Currently, in the United States, all the states along the southern border of the country are in the highest category except for New Mexico and California. The remainder of the country is a mix of the two middle categories. Only Vermont and Maine are currently in the range of negligible transmission.
The vaccines discussed in last week’s blog are progressing into stage 3 testing. We will most likely not hear any results from the testing for the next few weeks. The next major news from these studies will be whether the results match what has been seen in the earlier phases, and if so, it is likely they will receive emergency use authorizations and move to manufacture and distribution.
In terms of therapeutics, the inflammation modulator, tocilizumab, from Roche, failed to show any significant improvements for patients in late-stage disease. However, the development of hyper-immune globulin (as was used in the military for hepatitis prophylaxis before hepatitis vaccines) has been meeting various gates in its development path and may be available soon. This is essentially a concentrated version of the “hyperimmune serum” that many patients have been receiving over the last month with fair results.
Some research was announced out of Germany last week. They looked at a group of recovering COVID-19 patients across the spectrum of severity. Cardiac MRIs found that greater than three-quarters had some evidence of cardiac involvement such as inflammation of the heart muscle, as far out as three months. These German patients will be followed for a prolonged period to assess how long it takes for this to resolve. This is likely a large reason why some COVID-19 patients take a long time to fully recover after they have cleared the virus.
A study in the journal Physics of Fluids looked at relative protection from various types of face coverings. While not a clinical study (it used mannequins and cough simulators), it is a useful comparison of relative effectiveness. According to the study’s results, a bandana made of T-shirt material cuts the distance that particles travel from an unprotected cough to slightly more than 3.5 feet, while a folded handkerchief reduces that to slightly over one foot.
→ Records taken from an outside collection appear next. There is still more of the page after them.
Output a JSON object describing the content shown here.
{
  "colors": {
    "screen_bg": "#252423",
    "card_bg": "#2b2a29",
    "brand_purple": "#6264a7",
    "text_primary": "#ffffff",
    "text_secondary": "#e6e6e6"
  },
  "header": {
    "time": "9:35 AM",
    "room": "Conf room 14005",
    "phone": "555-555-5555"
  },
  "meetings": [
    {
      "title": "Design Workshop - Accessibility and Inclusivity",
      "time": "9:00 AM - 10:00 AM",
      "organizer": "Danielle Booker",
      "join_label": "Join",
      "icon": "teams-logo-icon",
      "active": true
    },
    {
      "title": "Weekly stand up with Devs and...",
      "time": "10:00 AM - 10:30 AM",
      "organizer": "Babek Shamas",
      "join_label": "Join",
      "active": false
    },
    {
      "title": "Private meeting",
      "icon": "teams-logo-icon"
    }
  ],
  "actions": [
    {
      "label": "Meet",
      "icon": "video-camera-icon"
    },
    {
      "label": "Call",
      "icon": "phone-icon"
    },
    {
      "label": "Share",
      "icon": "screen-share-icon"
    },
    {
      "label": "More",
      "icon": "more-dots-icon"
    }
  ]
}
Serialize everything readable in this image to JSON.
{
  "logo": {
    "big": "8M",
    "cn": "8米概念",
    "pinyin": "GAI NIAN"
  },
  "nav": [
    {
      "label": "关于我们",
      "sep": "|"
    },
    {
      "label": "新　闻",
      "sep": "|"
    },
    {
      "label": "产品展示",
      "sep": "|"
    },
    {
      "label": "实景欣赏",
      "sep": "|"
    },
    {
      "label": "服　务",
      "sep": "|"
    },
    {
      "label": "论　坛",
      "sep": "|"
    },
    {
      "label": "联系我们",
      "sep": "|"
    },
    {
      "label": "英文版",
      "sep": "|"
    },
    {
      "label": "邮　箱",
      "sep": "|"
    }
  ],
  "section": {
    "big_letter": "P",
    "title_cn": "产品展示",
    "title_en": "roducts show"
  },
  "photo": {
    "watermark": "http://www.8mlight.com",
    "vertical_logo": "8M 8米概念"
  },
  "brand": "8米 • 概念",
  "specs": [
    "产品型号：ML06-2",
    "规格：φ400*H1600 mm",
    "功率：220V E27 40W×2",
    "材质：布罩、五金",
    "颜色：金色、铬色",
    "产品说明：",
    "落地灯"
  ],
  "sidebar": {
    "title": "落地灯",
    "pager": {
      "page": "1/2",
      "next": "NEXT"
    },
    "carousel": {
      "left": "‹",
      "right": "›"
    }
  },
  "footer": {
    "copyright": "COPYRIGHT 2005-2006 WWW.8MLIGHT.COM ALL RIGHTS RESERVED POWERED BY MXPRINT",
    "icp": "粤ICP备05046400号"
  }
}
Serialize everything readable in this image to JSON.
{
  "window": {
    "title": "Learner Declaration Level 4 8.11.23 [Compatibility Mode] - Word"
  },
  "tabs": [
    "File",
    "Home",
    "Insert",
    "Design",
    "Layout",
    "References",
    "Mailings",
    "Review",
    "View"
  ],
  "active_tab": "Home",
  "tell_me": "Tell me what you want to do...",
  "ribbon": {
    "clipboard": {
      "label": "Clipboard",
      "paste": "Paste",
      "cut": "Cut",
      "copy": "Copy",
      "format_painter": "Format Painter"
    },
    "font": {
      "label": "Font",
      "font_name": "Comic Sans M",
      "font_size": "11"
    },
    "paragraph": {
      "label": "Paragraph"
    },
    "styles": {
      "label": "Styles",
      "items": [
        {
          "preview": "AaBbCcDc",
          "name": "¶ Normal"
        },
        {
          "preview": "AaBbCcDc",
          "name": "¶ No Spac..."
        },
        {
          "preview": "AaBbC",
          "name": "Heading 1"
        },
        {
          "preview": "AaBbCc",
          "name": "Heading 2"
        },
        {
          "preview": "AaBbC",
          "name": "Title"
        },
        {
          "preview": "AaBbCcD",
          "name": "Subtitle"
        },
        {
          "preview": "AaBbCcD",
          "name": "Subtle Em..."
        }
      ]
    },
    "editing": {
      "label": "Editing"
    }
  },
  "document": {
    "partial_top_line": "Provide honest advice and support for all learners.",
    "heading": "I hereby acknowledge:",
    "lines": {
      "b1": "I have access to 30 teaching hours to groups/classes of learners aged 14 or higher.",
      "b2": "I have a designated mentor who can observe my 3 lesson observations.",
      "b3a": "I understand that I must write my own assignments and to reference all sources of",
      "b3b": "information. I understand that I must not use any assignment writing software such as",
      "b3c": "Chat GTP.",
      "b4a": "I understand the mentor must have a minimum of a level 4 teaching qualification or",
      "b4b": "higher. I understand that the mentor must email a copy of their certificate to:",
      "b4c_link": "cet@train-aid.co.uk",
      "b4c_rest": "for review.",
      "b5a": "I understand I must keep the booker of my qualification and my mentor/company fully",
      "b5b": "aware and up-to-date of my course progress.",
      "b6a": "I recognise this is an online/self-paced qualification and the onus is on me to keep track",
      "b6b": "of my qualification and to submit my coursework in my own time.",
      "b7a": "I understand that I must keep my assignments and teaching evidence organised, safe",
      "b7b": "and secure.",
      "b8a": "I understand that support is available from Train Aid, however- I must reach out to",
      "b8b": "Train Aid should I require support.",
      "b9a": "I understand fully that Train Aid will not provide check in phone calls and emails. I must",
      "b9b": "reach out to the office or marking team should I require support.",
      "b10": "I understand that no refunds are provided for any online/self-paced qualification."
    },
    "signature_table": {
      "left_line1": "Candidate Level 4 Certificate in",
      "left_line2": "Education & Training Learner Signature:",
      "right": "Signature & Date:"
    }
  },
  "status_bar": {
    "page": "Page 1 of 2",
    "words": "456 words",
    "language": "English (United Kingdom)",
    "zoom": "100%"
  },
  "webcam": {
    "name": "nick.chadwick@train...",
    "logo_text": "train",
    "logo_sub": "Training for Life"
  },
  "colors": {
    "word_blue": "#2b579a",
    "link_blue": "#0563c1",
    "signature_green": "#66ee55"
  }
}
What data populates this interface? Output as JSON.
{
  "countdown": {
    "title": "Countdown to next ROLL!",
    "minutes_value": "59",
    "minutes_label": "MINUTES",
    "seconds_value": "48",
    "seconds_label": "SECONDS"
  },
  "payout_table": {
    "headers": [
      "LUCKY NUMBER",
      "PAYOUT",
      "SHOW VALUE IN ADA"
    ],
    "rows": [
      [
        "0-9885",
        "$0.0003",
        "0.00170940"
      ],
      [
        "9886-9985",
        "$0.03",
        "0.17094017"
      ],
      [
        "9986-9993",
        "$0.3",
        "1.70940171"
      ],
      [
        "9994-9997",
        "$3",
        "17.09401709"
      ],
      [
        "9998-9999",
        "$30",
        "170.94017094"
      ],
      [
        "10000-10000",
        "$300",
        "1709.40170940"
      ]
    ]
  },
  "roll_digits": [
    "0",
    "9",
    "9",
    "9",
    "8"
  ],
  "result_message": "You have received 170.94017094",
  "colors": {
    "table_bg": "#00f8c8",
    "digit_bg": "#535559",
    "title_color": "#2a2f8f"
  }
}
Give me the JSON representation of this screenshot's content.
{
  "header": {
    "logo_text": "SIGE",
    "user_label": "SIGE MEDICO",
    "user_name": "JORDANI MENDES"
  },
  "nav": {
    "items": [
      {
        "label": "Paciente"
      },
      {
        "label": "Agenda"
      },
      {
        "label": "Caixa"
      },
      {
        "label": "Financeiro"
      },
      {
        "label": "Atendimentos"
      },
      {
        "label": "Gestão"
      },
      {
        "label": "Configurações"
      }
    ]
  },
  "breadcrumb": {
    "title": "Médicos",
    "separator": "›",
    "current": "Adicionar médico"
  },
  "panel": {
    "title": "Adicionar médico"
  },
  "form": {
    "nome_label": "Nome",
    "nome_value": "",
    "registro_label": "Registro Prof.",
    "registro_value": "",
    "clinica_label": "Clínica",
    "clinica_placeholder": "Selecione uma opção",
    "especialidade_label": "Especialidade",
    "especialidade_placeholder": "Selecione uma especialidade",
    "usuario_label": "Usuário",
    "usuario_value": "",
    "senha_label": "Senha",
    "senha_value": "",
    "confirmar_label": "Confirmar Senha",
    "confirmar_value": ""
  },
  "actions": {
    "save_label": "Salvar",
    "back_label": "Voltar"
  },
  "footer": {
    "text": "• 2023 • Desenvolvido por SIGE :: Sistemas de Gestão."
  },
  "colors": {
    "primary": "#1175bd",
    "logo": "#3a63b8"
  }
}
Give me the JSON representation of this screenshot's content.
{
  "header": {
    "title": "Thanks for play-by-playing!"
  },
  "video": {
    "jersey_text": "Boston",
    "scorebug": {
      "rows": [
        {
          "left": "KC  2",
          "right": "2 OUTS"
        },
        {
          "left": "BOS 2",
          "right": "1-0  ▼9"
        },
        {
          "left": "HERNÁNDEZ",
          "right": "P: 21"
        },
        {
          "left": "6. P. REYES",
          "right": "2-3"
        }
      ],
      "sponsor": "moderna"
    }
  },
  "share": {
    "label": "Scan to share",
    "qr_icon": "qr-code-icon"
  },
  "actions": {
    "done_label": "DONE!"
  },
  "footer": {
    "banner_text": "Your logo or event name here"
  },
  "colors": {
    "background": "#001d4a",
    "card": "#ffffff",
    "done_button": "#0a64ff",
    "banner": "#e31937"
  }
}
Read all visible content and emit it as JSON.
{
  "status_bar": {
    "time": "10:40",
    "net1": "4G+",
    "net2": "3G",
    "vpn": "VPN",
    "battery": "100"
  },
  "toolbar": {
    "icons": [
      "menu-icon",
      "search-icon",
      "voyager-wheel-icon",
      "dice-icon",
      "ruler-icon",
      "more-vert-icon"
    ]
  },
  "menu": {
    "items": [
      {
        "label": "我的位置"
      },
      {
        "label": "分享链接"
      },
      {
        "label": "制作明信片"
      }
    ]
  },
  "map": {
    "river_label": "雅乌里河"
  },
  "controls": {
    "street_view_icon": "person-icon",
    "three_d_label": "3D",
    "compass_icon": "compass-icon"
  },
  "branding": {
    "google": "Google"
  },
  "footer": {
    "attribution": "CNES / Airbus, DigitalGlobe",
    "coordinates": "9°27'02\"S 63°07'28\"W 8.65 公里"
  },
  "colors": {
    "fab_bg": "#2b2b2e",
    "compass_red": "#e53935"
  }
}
A stitched cotton mask reduces the distance of the particles to just 2.5 inches, while an over-the-counter commercial cone mask, found at drugstores, can allow droplets to go an average of eight inches. The advantage of typical disposable masks is standardization, but the study does show that well-made cloth masks can at least be effective.
COVID-19 has taught us that simply referring to the historical behavior of respiratory viruses, which is where the concept of a second wave has come from, is not useful. The infection dynamics of this virus are different. We have learned that the big drivers for this virus are close person to person contact. Since infection is primarily person to person via droplets and small, temporarily airborne particles, anything that drives more people closer together will increase the spread of the disease. Will the natural migration indoors in the fall do that? We don’t yet, but there is some evidence that just as New York City was “scared straight” by its experiences of April and May, the rest of the country may be learning that it doesn’t take much close socializing to rekindle the epidemic.